This weekend was a great weekend for me! It was super busy with work and dinner parties (Three this week! People love us!) but still managed to sneak in about 60 or so miles again. I think it was only 59 but I'll round up! That's right, I'm up here in the winter squalls fighting off polar bears and smashing out mileage in my snowshoes and parka! Cause that's how Canadians roll. We're a hearty people. And
James thinks Tahoe is cold! Ha!
Saturday was a 10 mile Fartlek workout with 5 mile gradual progression then 5 miles of 1' at 6:30 pace followed by 1' easy recoveries. This workout felt amazing. Average pace for the intervals was probably closer to 6:15 and I felt like I could run them all day. One minute at a time, of course. The long warm up was key. It really woke the legs up and got the blood flowing so by the time I had to get moving it was all good. Really, I can't say enough about this workout.
By the time I was done at work on Saturday though, I was totally gassed. I don't know if running faster means I need to switch things up diet wise but I was done by 3 o'clock. People were coming to my office and then just kinda looking at me and walking out. Oh well. Everyone drools on their desk when they're sleeping. Jeeeez.
After work, Saturday night was grass fed fillet steaks, BBQ'd beets, potatoes roasted in sage garlic butter and a couple cold beers before hitting the bed early to ready myself for Sunday's usual long run. This week was an 18 miler: 3 mile w/u then 15 miles within 10% of goal pace. So anything less than 7:50 per mile for the last 15 was acceptable. Tim was pretty specific about running this on a flat course. No need for hills when you are running a pace simulation for a race in Vegas.
Brian said he had a good route so we met up early and got going. Turns out that Gunner needed to cut it a little short and sent me off on my own. The course wasn't exactly flat, and Lucho wasn't exactly pumped about that, but it was a beautiful spot to run. Nice rolling trails through a protected area of forest.

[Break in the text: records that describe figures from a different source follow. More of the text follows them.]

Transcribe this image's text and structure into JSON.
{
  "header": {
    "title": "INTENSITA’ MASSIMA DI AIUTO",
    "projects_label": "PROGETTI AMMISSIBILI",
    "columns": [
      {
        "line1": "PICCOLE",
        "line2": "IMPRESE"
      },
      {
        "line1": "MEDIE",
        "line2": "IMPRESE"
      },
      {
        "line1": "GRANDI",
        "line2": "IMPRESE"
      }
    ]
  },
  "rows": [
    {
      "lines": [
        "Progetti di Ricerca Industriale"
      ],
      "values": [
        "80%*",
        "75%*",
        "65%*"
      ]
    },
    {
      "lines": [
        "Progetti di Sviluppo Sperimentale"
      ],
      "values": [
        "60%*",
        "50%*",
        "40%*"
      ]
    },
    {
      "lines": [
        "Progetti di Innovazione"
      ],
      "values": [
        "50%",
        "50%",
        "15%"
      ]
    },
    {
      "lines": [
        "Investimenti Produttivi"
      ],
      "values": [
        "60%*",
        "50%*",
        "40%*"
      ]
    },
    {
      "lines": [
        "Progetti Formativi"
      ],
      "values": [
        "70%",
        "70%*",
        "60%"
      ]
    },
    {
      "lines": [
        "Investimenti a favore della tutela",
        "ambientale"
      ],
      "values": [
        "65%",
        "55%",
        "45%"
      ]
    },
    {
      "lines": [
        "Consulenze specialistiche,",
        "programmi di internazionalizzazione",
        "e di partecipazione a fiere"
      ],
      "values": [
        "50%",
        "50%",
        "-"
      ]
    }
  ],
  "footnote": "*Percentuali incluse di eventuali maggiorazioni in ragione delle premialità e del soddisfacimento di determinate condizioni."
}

We timed it perfectly and got there just as the sun was coming up. Amazing! I really have to get a camera that I can take with me on these runs. So many beautiful things to see when you run early in the morning.

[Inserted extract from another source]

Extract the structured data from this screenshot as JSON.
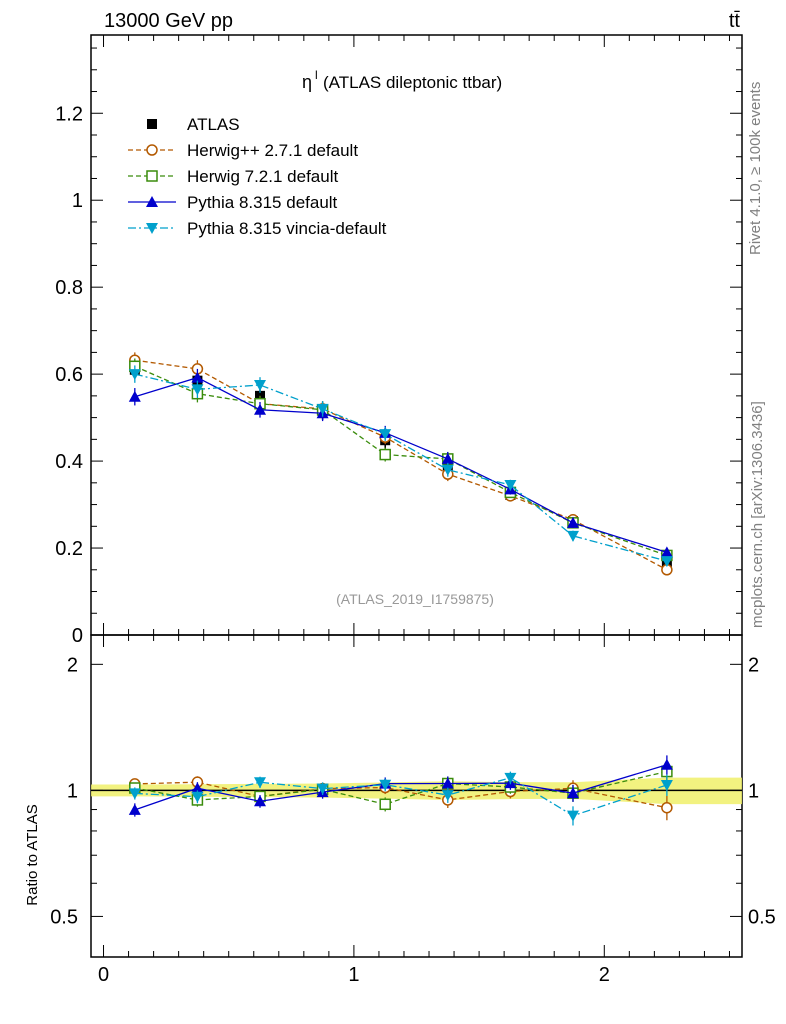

I can break this run into three distinct parts: the beginning, the part where I wanted to quit, and the last 2 miles. Although my eyes could appreciate the beauty, my legs did not feel the same about the hills. It wasn't really all that bad but when I got tired I was looking for any reason to stop. I tried every excuse I could think of to get myself to stop running: too many hills, Garmin doesn't work in the trees, I might trip and fall and get hurt wah wah wah. There were two things that kept me going: Kerrie Wlad's comments to Lucho and the thought that she might own me on this blog with a similar helping of online bitch slapping and something I learned in GQ. Yeah, I read it. I have a subscription. Look for me in Vegas. I'll be the one with a pocket square.
Seriously, though, this month they published an article about a company in California (where else?) that will help train your brain by hooking you up to electrodes and then teaching you to generate certain brainwaves that are associated with the 'zen-like' state of elite athletes. It costs about 5 large and is currently used by a number of Div 1 football players and some NHL hockey teams. The idea is that you can learn to recreate relaxing brainwaves at will that will help calm you down at moments of intense pressure and stress IE: 50 yard field goal, big game etc. Like meditation and visualization but with electrodes stuck to your skull and a TV monitor that gives you feedback when you generate the desired type of waves by moving a little frog across the screen. Relax and chill, the frog hops. Pretty simple.
The thing that stuck with me, and ended up being super helpful, was a story about a stressed out super A type douche bag executive whose wife had made him come for these sessions so he could learn to chill out and not be such an ass. He was trying with no luck to get the frog to hop around the screen. Then, all of a sudden the little frog just starts booking it across the monitor! The science guys jump out of their chairs and ask the guy what he was thinking about and he says "Oh, I was just thinking about sitting at home with my toddler son reading a book" And the science team is jacked because they've figured out what calms this guy down and gets him focused: thinking about his son.
So, being a guy that has a bit of a chatter brain, and who can tend to get into his head a little and lead himself down the wrong mental road, I decided to give this a shot. Well, to say I decided is a little misleading. I'm not sure why I thought of it. Just one of a few thousand things that flicked through my brain that Sunday AM. But it stuck and I found myself working to focus on times that Violet and I had hung out, played or relaxed together. That's Violet at the top of the blog, not my much cuter conjoined twin as has been suggested. Anyways, it worked like a charm! While I was concentrating on vividly imagining Violet and I relaxing on the couch, wrestling around, chasing each other through the house or sitting watching National Geographic videos on YouTube I didn't notice my legs at all.
This is for sure a skill that I am going to work on during all my runs from here on out. Not just the tough ones either. I think that I need to hone this skill on my easy runs when it doesn't hurt so that when I start to bring the pain I'm ready.